Section 101(d) of the Immigration and Refugee Protection Act states:
101. (1) A claim is ineligible to be referred to the Refugee Protection Division if
(a) refugee protection has been conferred on the claimant under this Act;
(b) a claim for refugee protection by the claimant has been rejected by the Board;
(c) a prior claim by the claimant was determined to be ineligible to be referred to the Refugee Protection Division, or to have been withdrawn or abandoned;
(d) the claimant has been recognized as a Convention refugee by a country other than Canada and can be sent or returned to that country;
(e) the claimant came directly or indirectly to Canada from a country designated by the regulations, other than a country of their nationality or their former habitual residence; or
(f) the claimant has been determined to be inadmissible on grounds of security, violating human or international rights, serious criminality or organized criminality, except for persons who are inadmissible solely on the grounds of paragraph 35(1)(c).
Serious criminality
(2) A claim is not ineligible by reason of serious criminality under paragraph (1)(f) unless
(a) in the case of inadmissibility by reason of a conviction in Canada, the conviction is for an offence under an Act of Parliament punishable by a maximum term of imprisonment of at least 10 years and for which a sentence of at least two years was imposed; or
(b) in the case of inadmissibility by reason of a conviction outside Canada, the Minister is of the opinion that the person is a danger to the public in Canada and the conviction is for an offence that, if committed in Canada, would constitute an offence under an Act of Parliament that is punishable by a maximum term of imprisonment of at least 10 years.

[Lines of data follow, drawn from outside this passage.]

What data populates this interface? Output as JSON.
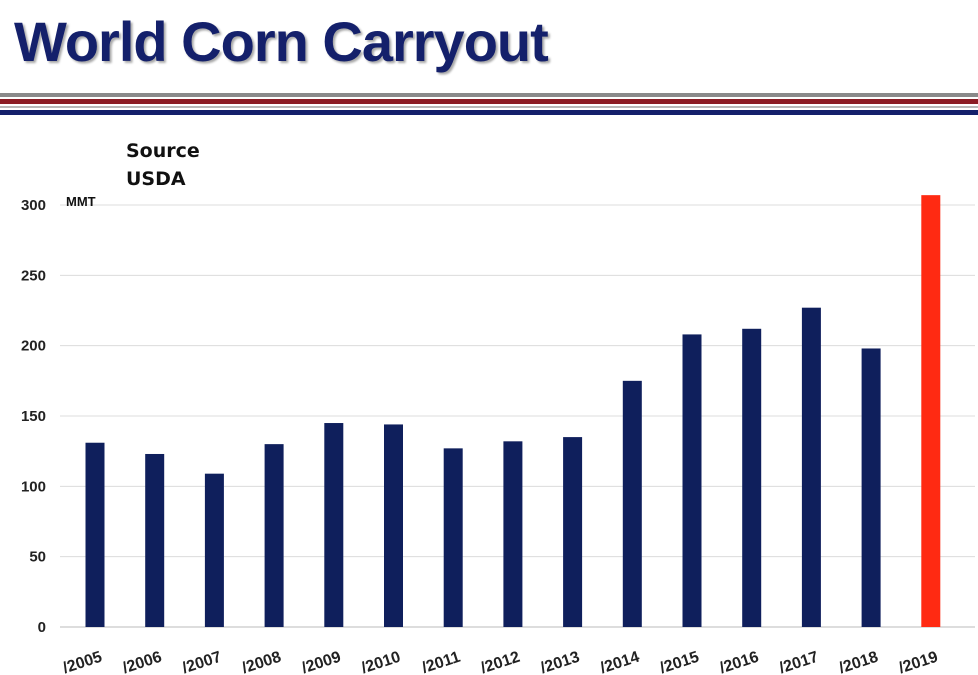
{
  "title": "World Corn Carryout",
  "source": {
    "line1": "Source",
    "line2": "USDA"
  },
  "colors": {
    "bar": "#0f1f5c",
    "highlight": "#ff2a12",
    "title": "#14206b"
  },
  "chart_data": {
    "type": "bar",
    "unit_label": "MMT",
    "categories": [
      "/2005",
      "/2006",
      "/2007",
      "/2008",
      "/2009",
      "/2010",
      "/2011",
      "/2012",
      "/2013",
      "/2014",
      "/2015",
      "/2016",
      "/2017",
      "/2018",
      "/2019"
    ],
    "values": [
      131,
      123,
      109,
      130,
      145,
      144,
      127,
      132,
      135,
      175,
      208,
      212,
      227,
      198,
      307
    ],
    "highlight_index": 14,
    "ylim": [
      0,
      300
    ],
    "yticks": [
      "0",
      "50",
      "100",
      "150",
      "200",
      "250",
      "300"
    ],
    "grid": true,
    "legend": "none"
  }
}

People Recognized as Refugees Elsewhere
In Aghazadeh v. Canada (Public Safety and Emergency Preparedness), 2019 FC 99, Justice Gleeson stated that the test for whether a person has been recognized as a Convention refugee by a country other than Canada and can be sent or returned to that country is not the terminology of what a person is granted, but its practical effect. He wrote:
What is determinative for the purposes of paragraph 101(1)(d) is whether the protections extended by a country other than Canada arise as a result of the state having recognized the individual as a Convention refugee. Such recognition, regardless of the terminology used, triggers a state’s international legal obligations as a party to the Refugee Convention. In my view, it is this circumstance—whether a country’s international obligations have been triggered—that paragraph 101(1)(d) is intended to capture.
In Wangden v. Canada (Citizenship and Immigration), 2019 FCA 344, for example, the Federal Court of Appeal affirmed that the legal remedy or status of “withholding of removal” in the United States of America is equivalent to being “recognized as a Convention refugee” pursuant to s. 101(1)(d) of the IRPA.
The issue is not simply whether someone will be removed to a country for which they are at risk of serious harm. Rather, as Madam Justice Kane noted in Kalaeb v. Canada (Public Safety and Emergency Preparedness), 2019 FC 345, the issue is whether someone will be protected from a well-founded fear of persecution based on the grounds articulated in the 1951 Convention. In Kalaeb, Madam Justice Kane went on to note that based on the record before her subsidiary protection in Italy cannot reasonably be considered to be recognized as a “Convention refugee” for the purpose of paragraph 101(1)(d) of the IRPA.